When Andrew McCutchen came off the injured list last week, Rhys Hoskins went on it. When Zach Eflin last pitched in a game, Kyle Gibson was still a Texas Ranger. Former closer Ranger Suárez is a revelation as a starter, but when reliever José Alvarado’s shoulder flared, it felt like the Phillies robbed Peter to pay Paul.

Consider this a caveat, then, to what you are about to read: It might not happen.

The Phillies might never have their best 26 players together at the same time. They’re not alone. Across baseball, teams are dealing with a higher volume of injuries (some related to COVID-19, others not) than ever before.

But as a thought exercise after a night without a game, what if the Phillies could put out their optimal roster? What might that look like? Probably something like this:

Starters (5): Zack Wheeler, Aaron Nola, Eflin, Gibson, Suárez.

Relievers (8): Ian Kennedy, Archie Bradley, Héctor Neris, Alvarado, Connor Brogdon, Bailey Falter, Seranthony Domínguez, Matt Moore.

Catchers (2): J.T. Realmuto, Andrew Knapp.

Infielders (7): Hoskins, Jean Segura, Didi Gregorius, Ronald Torreyes, Brad Miller, Alec Bohm, Freddy Galvis.

Outfielders (4): Bryce Harper, McCutchen, Odúbel Herrera, Travis Jankowski.

You’re signed up to get this newsletter in your inbox every weekday during the season. If you like what you’re reading, tell your friends it’s free to sign up here. I want to know what you think, what we should add, and what you want to read, so send me feedback by email or on Twitter @ScottLauber. Thank you for reading.

— Scott Lauber (extrainnings@inquirer.com)

The rundown

Gibson has made only three starts for the Phillies, but he’s already making an impact in the community. He donates to Philabundance for each of his strikeouts and Cradles to Crayons for every Phillies victory.

The Phillies pursued Gibson in free agency two years ago before he signed with the Rangers. He had a good reason for choosing Texas.

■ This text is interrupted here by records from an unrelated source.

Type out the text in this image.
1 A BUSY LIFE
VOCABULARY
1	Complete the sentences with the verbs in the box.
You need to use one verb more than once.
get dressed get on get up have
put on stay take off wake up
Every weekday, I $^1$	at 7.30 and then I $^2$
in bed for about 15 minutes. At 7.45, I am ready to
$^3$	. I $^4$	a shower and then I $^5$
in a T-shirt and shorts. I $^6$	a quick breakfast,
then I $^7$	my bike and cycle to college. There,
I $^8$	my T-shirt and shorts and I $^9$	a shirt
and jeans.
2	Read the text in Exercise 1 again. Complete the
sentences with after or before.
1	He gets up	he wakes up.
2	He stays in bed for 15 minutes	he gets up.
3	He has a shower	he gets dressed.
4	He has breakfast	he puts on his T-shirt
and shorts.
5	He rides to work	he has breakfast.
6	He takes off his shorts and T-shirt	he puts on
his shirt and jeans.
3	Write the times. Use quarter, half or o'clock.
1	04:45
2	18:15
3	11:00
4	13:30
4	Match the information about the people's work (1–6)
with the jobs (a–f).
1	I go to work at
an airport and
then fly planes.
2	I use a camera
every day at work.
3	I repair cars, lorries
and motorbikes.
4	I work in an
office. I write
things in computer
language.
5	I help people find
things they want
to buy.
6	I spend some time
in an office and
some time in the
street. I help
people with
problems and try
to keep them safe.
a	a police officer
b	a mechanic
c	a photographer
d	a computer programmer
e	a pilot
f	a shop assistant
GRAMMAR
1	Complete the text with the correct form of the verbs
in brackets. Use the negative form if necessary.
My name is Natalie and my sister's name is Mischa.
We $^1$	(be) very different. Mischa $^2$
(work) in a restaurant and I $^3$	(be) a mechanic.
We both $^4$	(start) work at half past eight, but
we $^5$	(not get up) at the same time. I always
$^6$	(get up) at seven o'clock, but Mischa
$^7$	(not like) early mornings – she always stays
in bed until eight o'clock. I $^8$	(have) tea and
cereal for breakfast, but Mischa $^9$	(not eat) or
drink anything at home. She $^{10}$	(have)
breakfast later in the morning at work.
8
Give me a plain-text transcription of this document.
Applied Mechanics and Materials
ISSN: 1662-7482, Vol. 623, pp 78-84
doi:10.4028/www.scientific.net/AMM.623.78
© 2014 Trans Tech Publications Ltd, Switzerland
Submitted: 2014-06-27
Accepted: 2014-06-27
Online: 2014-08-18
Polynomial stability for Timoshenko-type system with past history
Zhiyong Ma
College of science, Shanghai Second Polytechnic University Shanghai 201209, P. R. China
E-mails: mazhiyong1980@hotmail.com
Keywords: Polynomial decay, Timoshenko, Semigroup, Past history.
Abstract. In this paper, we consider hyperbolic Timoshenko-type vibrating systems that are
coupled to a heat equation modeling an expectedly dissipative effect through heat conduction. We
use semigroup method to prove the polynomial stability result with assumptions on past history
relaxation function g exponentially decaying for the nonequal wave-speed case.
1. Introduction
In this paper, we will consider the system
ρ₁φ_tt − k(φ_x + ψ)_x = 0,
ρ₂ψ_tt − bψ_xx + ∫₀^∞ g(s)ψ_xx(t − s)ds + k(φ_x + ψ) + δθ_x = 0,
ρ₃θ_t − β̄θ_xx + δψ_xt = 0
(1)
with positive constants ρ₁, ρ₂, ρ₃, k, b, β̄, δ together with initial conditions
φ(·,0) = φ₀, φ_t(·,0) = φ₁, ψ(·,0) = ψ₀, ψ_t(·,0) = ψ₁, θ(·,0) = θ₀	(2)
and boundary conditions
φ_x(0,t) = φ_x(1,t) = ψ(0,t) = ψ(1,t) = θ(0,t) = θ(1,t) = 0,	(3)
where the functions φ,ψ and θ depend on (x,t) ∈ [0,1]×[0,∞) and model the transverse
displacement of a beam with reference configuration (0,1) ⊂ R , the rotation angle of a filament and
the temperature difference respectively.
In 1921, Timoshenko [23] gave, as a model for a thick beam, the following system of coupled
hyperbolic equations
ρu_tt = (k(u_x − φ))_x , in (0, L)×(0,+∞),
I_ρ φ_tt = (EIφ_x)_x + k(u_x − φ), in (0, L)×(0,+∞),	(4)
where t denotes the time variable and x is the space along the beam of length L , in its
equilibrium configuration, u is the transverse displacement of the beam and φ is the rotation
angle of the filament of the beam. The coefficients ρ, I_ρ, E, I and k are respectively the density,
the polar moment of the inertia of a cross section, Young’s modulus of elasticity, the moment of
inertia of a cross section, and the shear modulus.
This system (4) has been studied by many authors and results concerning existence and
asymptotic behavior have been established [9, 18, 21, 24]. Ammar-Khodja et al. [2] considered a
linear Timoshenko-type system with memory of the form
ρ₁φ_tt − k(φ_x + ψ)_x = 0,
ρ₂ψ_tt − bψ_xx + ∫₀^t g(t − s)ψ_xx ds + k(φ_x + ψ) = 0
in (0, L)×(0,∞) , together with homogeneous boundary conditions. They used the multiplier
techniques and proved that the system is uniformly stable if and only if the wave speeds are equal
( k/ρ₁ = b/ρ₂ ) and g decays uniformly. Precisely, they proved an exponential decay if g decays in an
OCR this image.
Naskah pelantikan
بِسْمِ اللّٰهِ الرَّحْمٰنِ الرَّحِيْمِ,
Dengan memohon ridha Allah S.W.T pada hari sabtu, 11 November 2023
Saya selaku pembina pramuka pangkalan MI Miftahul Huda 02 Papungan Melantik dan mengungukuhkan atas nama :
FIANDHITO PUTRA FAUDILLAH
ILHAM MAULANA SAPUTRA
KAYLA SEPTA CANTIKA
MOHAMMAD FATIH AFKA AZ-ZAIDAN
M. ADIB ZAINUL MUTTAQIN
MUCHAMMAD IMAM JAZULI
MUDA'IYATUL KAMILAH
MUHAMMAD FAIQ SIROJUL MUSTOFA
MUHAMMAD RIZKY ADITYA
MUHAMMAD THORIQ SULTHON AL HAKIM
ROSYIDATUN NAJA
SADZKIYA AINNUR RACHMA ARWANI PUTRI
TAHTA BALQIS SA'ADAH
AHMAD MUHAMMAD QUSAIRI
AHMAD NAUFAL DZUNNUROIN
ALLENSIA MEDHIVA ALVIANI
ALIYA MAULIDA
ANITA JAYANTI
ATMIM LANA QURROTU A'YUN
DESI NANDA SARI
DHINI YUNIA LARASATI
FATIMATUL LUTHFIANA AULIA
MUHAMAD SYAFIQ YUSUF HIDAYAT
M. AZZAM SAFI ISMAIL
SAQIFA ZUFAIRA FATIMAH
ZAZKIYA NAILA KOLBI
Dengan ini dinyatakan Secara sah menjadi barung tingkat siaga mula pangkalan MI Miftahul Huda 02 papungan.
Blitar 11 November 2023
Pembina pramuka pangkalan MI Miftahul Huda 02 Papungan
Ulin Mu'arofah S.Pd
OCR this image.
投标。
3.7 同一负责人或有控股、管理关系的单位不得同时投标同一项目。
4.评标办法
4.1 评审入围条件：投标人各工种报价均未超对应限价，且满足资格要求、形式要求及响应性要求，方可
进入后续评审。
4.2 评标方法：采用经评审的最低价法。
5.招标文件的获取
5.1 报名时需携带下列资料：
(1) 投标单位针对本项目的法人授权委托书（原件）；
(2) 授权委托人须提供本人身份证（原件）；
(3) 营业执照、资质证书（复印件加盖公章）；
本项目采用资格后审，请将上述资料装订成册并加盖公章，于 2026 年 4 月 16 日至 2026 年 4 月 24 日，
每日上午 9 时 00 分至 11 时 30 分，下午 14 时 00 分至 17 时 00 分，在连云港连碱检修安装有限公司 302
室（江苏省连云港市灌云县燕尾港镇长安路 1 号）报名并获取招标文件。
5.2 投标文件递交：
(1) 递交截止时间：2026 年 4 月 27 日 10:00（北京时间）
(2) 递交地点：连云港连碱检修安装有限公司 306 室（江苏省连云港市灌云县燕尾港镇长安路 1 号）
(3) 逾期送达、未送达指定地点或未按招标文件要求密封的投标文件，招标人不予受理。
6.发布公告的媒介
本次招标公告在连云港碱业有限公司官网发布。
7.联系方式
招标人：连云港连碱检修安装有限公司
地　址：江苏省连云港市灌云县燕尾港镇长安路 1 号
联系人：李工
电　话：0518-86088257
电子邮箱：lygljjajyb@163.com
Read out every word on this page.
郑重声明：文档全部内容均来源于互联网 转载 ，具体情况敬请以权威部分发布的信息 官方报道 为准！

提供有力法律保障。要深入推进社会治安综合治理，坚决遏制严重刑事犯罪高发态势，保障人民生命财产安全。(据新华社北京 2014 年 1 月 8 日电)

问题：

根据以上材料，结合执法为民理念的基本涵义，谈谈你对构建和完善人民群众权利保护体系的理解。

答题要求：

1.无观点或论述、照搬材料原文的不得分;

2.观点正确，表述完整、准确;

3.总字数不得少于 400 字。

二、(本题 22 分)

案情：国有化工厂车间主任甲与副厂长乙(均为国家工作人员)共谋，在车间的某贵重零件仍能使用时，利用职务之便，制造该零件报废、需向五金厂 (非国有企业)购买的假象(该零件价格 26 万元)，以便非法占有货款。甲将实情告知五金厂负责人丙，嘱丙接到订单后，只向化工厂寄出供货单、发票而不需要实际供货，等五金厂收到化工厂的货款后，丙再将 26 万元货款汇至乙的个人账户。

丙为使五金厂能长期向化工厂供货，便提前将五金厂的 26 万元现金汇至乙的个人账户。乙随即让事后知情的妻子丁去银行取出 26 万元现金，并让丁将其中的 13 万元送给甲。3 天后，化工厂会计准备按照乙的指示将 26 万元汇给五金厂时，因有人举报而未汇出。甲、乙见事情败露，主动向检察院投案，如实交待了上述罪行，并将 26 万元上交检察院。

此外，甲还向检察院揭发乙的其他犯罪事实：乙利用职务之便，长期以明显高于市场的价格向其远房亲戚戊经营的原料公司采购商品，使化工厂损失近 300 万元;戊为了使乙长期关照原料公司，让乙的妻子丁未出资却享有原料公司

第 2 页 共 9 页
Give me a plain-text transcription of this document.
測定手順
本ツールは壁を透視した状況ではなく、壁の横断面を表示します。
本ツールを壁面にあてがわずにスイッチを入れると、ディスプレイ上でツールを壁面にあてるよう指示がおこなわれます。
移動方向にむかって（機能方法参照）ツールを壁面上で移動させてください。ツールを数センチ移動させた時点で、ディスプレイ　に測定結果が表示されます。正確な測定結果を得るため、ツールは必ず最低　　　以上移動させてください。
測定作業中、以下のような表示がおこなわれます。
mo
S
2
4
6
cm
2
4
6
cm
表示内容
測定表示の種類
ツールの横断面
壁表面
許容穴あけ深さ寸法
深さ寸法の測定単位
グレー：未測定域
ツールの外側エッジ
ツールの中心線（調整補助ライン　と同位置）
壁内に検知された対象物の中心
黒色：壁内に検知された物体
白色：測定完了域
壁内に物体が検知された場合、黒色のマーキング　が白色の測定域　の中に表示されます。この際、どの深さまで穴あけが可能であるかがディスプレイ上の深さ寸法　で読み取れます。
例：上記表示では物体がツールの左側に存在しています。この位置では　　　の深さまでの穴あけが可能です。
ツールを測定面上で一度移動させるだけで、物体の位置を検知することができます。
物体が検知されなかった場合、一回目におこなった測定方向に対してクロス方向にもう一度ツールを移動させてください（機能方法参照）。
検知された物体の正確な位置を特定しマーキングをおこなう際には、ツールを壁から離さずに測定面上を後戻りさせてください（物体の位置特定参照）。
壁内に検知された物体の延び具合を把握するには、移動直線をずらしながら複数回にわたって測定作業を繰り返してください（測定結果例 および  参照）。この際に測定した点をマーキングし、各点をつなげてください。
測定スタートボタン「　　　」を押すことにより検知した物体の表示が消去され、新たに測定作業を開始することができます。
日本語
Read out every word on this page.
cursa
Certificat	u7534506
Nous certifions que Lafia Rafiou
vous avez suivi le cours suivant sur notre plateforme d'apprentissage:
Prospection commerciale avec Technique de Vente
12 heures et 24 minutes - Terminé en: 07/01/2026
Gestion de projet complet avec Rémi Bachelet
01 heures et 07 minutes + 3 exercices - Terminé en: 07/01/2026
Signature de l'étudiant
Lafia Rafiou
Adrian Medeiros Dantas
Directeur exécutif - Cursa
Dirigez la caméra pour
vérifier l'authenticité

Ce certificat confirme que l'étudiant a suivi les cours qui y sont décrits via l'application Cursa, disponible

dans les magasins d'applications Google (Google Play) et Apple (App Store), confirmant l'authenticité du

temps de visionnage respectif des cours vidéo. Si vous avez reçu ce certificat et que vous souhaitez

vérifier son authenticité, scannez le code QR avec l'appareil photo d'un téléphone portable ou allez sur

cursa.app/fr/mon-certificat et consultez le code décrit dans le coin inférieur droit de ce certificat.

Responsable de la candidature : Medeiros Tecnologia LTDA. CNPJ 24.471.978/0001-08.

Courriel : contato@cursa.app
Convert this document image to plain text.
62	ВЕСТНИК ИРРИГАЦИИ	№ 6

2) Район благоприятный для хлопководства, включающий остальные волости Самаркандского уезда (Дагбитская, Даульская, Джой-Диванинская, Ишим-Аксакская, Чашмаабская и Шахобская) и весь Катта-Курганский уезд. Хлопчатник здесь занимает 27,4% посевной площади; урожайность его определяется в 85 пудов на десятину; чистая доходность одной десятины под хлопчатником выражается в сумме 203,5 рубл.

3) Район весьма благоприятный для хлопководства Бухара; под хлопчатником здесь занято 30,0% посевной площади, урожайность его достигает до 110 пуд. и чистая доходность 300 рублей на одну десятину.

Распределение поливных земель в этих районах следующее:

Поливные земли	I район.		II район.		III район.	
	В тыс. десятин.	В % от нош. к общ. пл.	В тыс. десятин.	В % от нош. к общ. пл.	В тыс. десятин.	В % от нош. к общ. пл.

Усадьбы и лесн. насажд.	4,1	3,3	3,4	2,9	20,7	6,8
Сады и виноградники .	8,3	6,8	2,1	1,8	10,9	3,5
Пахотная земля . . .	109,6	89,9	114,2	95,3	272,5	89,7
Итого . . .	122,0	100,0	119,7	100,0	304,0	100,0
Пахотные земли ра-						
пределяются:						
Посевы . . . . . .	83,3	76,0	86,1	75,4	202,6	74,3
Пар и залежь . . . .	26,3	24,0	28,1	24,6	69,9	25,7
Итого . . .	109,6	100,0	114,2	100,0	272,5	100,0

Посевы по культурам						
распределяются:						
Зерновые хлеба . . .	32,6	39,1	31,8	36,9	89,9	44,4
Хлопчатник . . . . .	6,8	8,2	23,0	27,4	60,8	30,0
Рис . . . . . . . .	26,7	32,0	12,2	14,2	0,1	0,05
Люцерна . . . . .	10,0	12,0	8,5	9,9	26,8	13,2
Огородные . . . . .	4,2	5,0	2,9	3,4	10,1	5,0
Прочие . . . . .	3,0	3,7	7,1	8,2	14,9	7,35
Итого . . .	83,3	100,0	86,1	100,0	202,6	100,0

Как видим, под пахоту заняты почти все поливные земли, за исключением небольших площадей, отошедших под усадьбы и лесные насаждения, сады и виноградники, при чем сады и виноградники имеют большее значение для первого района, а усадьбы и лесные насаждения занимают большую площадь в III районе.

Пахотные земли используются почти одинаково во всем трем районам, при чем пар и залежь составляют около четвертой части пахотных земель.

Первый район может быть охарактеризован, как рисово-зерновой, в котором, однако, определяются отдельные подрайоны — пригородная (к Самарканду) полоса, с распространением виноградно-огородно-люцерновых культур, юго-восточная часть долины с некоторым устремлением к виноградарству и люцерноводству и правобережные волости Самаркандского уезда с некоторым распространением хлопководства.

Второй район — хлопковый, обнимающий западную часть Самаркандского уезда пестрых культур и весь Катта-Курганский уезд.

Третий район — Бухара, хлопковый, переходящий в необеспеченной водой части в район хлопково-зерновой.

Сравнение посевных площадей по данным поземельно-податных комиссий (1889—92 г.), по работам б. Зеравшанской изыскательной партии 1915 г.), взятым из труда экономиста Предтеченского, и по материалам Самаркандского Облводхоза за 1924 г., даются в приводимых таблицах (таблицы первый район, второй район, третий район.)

Did you collect baseball cards growing up? Then you must read Matt Breen’s series about a hobby that has boomed during the pandemic. Matt found a few local places to buy cards and looked at which stats should be on the back of today’s cards (T.J. Furman’s graphics are really cool). It all makes me want to run out and buy a few packs.

» READ MORE: Rhys Hoskins, Ranger Suárez, and a soft schedule: Why the Phillies can still make the playoffs | Marcus Hayes

Important dates

Today: Gibson starts the series opener in Arizona, 9:40 p.m.

Tomorrow: Suárez faces the Diamondbacks, 9:40 p.m.

Thursday: Wheeler takes on Arizona in the finale, 3:40 p.m.

Friday: Phillies begin a three-game series in San Diego, 10:10 p.m.

Saturday: Nola vs. the Padres and his older brother, Austin, 8:40 p.m.

Stat of the day

As you’ve probably heard, the Phillies have the softest remaining schedule of the NL East contenders. How soft? Thirty of their final 44 games are against sub-.500 teams.

Now, consider this: Through Sunday, those seven teams — the Diamondbacks, Nationals, Marlins, Rockies, Cubs, Orioles, and Pirates — had a combined 33-75 record since the trade deadline and were outscored by a 666-457 margin.

From the mailbag

Send questions by email or on Twitter @ScottLauber.

Question: I look forward to reading Extra Innings every day! I love the insight that you provide. Do you think Aaron Nola’s problems could be related to the shortened season last year? With the reduced number of innings, maybe his arm hasn’t responded to the increased workload this year. Thanks. — Steve C., via email

Answer: Hi, Steve. Thanks for reading and for the kind words.

I’ve asked a lot of people, including Nola and pitching coach Caleb Cotham, about this. Nobody seems to think fatigue is the issue. But I don’t think it can be discounted. It isn’t so much last season, because every pitcher is readjusting to a normal workload. Nola has made more starts (103) than any other pitcher since 2018 and thrown the second-most innings (620 2/3). He works hard between starts and is well-conditioned, but given that workload, there must be a toll to pay.